Si la mente es separable del cerebro y actúa sobre éste, entonces cobran fuerza las creencias religiosas acerca de la supervivencia del alma  después de la muerte corporal, la acción del espíritu sobre la materia e incluso la creación de ésta por una fuerza espiritual superior a la que podemos llamar Dios. El debate se aleja por consiguiente, de la teología y la filosofía para adentrarse en el terreno científico.

Un libro de divulgación escrito por Lynne McTaggart  y que lleva por título “The Field- The quest for the secret force of the universe” (Harper Collins, New York, 2008), del que ignoro si existe traducción castellana, se ocupa de lo que a su juicio constituye una revolución científica en marcha, que venía anunciándose desde hace años en libros como “La Gnose de Princeton”, de Raymond Ruyer (Fayard, Paris, 1974), publicado en castellano como “La Gnosis de Princeton” por la editorial Eyras en 1985.

Traduzco con cierta libertad la presentación que hace Mc Taggart  sobre dicha revolución en el prólogo de su libro:

“Estamos hoy al borde de una revolución – una revolución tan audaz y profunda como el descubrimiento de la relatividad por Einstein. En la última frontera de las ciencias están emergiendo nuevas ideas que desafían todo lo que creemos acerca de cómo funciona el mundo y cómo nos definimos a nosotros mismos. Los descubrimientos que se están llevando a cabo pueden acreditar lo que la religión siempre ha sostenido: que los seres humanos somos algo mucho más extraordinario que un conjunto de huesos y tejidos.
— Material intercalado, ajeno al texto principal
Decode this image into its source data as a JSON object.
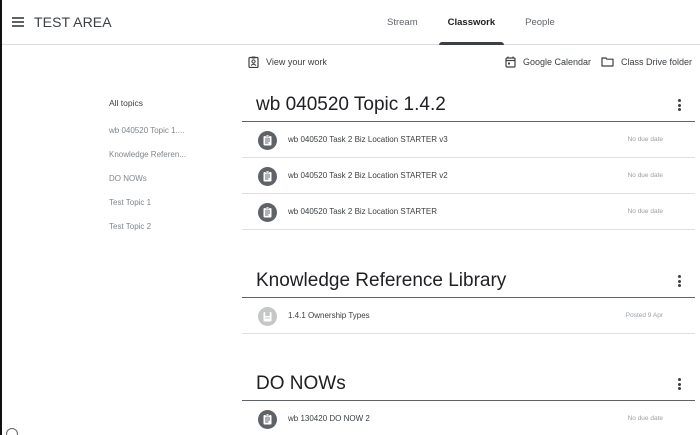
{
  "header": {
    "title": "TEST AREA",
    "tabs": [
      {
        "label": "Stream",
        "active": false
      },
      {
        "label": "Classwork",
        "active": true
      },
      {
        "label": "People",
        "active": false
      }
    ]
  },
  "toolbar": {
    "view_work": "View your work",
    "google_calendar": "Google Calendar",
    "drive_folder": "Class Drive folder"
  },
  "sidebar": {
    "items": [
      {
        "label": "All topics"
      },
      {
        "label": "wb 040520 Topic 1...."
      },
      {
        "label": "Knowledge Referen..."
      },
      {
        "label": "DO NOWs"
      },
      {
        "label": "Test Topic 1"
      },
      {
        "label": "Test Topic 2"
      }
    ]
  },
  "sections": [
    {
      "title": "wb 040520 Topic 1.4.2",
      "items": [
        {
          "title": "wb 040520 Task 2 Biz Location STARTER v3",
          "meta": "No due date",
          "icon": "assignment-icon"
        },
        {
          "title": "wb 040520 Task 2 Biz Location STARTER v2",
          "meta": "No due date",
          "icon": "assignment-icon"
        },
        {
          "title": "wb 040520 Task 2 Biz Location STARTER",
          "meta": "No due date",
          "icon": "assignment-icon"
        }
      ]
    },
    {
      "title": "Knowledge Reference Library",
      "items": [
        {
          "title": "1.4.1 Ownership Types",
          "meta": "Posted 9 Apr",
          "icon": "material-icon"
        }
      ]
    },
    {
      "title": "DO NOWs",
      "items": [
        {
          "title": "wb 130420 DO NOW 2",
          "meta": "No due date",
          "icon": "assignment-icon"
        }
      ]
    }
  ],
  "colors": {
    "text": "#202124",
    "muted": "#80868b",
    "icon_dark": "#5f6368",
    "icon_light": "#c4c7c5"
  }
}
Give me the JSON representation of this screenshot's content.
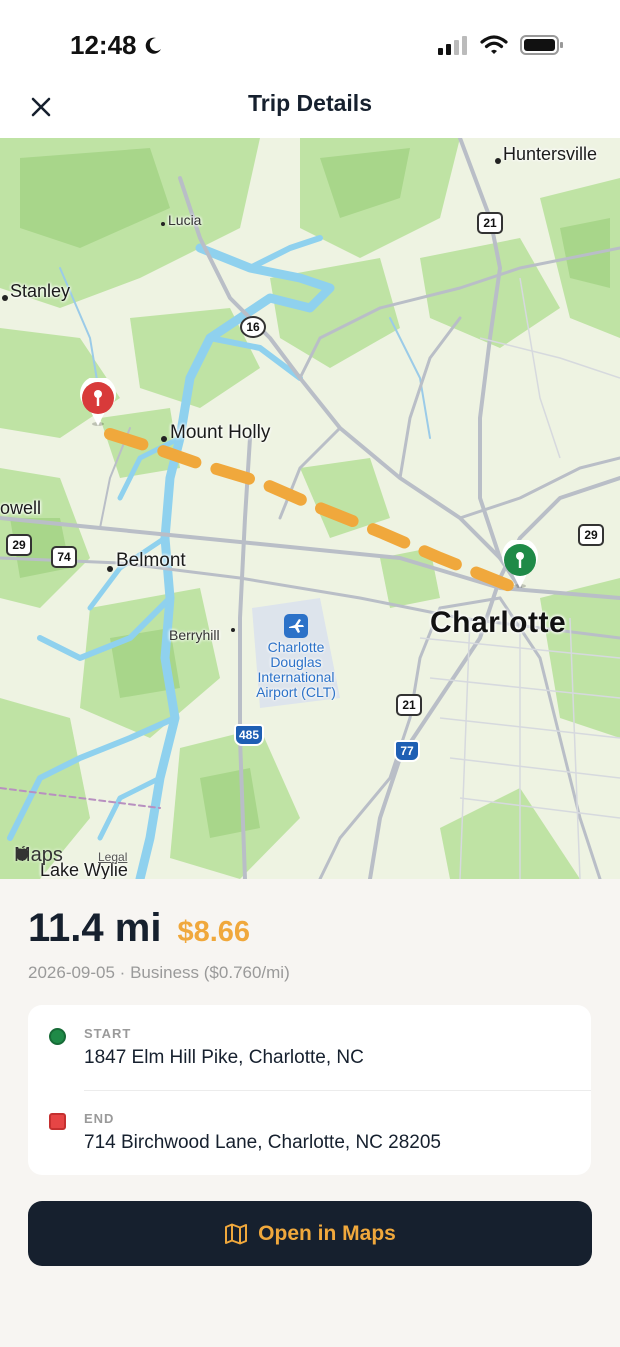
{
  "status_bar": {
    "time": "12:48",
    "icons": [
      "moon-icon",
      "cellular-signal-icon",
      "wifi-icon",
      "battery-icon"
    ]
  },
  "nav": {
    "title": "Trip Details",
    "close_icon": "close-icon"
  },
  "map": {
    "labels": {
      "huntersville": "Huntersville",
      "lucia": "Lucia",
      "stanley": "Stanley",
      "mount_holly": "Mount Holly",
      "lowell": "owell",
      "belmont": "Belmont",
      "berryhill": "Berryhill",
      "charlotte": "Charlotte",
      "airport": "Charlotte Douglas International Airport (CLT)",
      "lake_wylie": "Lake Wylie"
    },
    "highways": {
      "us21_top": "21",
      "nc16": "16",
      "us29_left": "29",
      "i74": "74",
      "us29_right": "29",
      "us21_bottom": "21",
      "i485": "485",
      "i77": "77"
    },
    "attribution": "Maps",
    "legal": "Legal",
    "colors": {
      "route": "#f0a83c",
      "start_pin": "#1f8a47",
      "end_pin": "#d83a3a",
      "water": "#8fd1ee",
      "greenery": "#bfe3a4"
    }
  },
  "trip": {
    "distance": "11.4 mi",
    "amount": "$8.66",
    "meta": "2026-09-05 · Business ($0.760/mi)"
  },
  "start": {
    "label": "START",
    "address": "1847 Elm Hill Pike, Charlotte, NC"
  },
  "end": {
    "label": "END",
    "address": "714 Birchwood Lane, Charlotte, NC 28205"
  },
  "actions": {
    "open_maps_label": "Open in Maps",
    "open_maps_icon": "map-icon"
  },
  "theme": {
    "accent": "#f0a83c",
    "dark": "#16202e"
  }
}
En lo fundamental, esta nueva ciencia ofrece respuestas que han sumido en la perplejidad a los científicos a lo largo de siglos. En lo más profundo, se trata de una ciencia de lo milagroso…”(pág. XXIII).
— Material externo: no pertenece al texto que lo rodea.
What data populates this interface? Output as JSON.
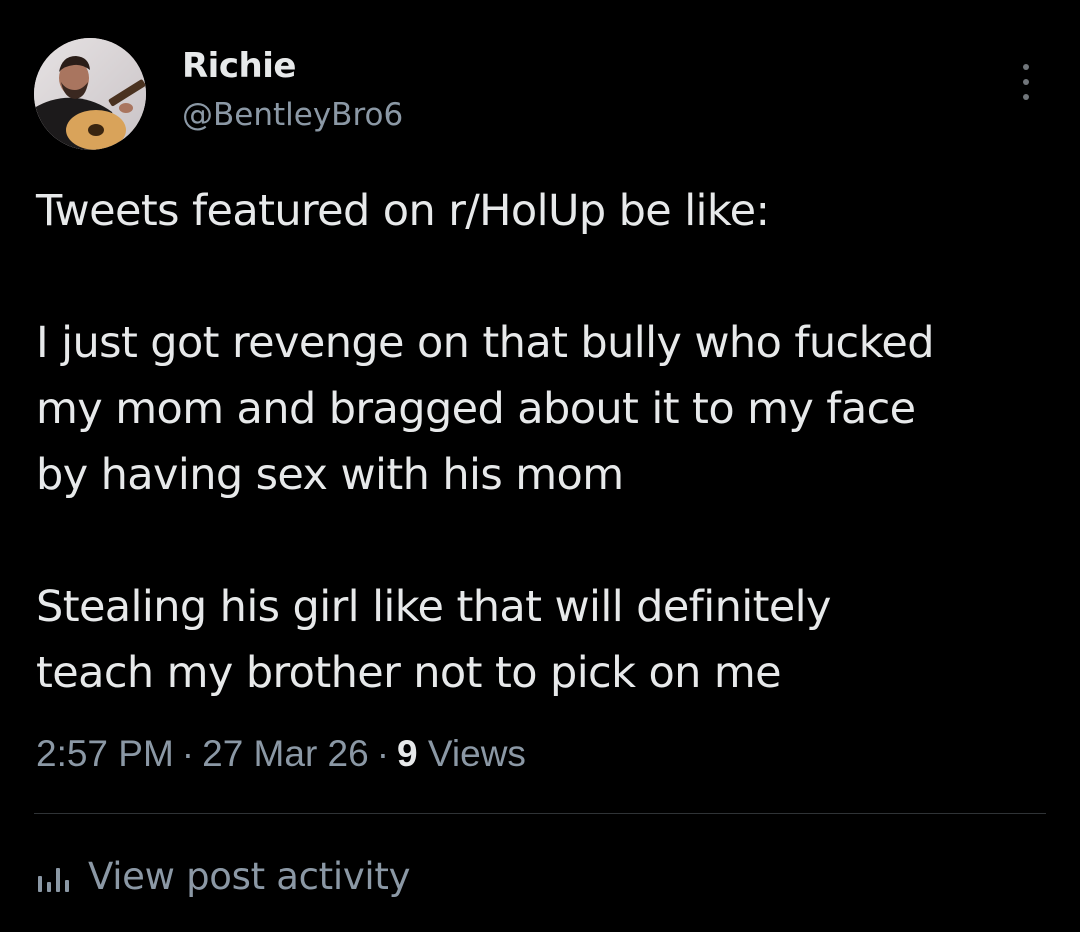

Por consiguiente, la idea que sirve de sustento a toda religión, según la cuál hay un mundo tangible y otro intangible para los sentidos ordinarios del hombre, entre los cuáles se dan interacciones de distintas clases, ofrece, por lo menos, verosimilitud desde el punto de vista rigurosamente científico.

Volviendo al tema parapsicológico, del que a muchos teólogos y filósofos les daba cierta vergüenza ocuparse para apoyar sus reflexiones, el libro que varias veces he citado de Charles Tart, que no es ningún charlatán, suministra material de primera mano para robustecer esa idea fundamental.

Cosa distinta es la verdad de cada credo religioso en particular, con sus mitos, sus dogmas, sus doctrinas, sus rituales, sus normatividades, su organización y sus prácticas morales.

Aunque más que católico, me gusta denominarme como un papista algo liberal, dejaré de lado lo atinente a las creencias específicas del catolicismo, para ocuparme más bien de la realidad del espíritu y su vinculación con el fenómeno de la moralidad.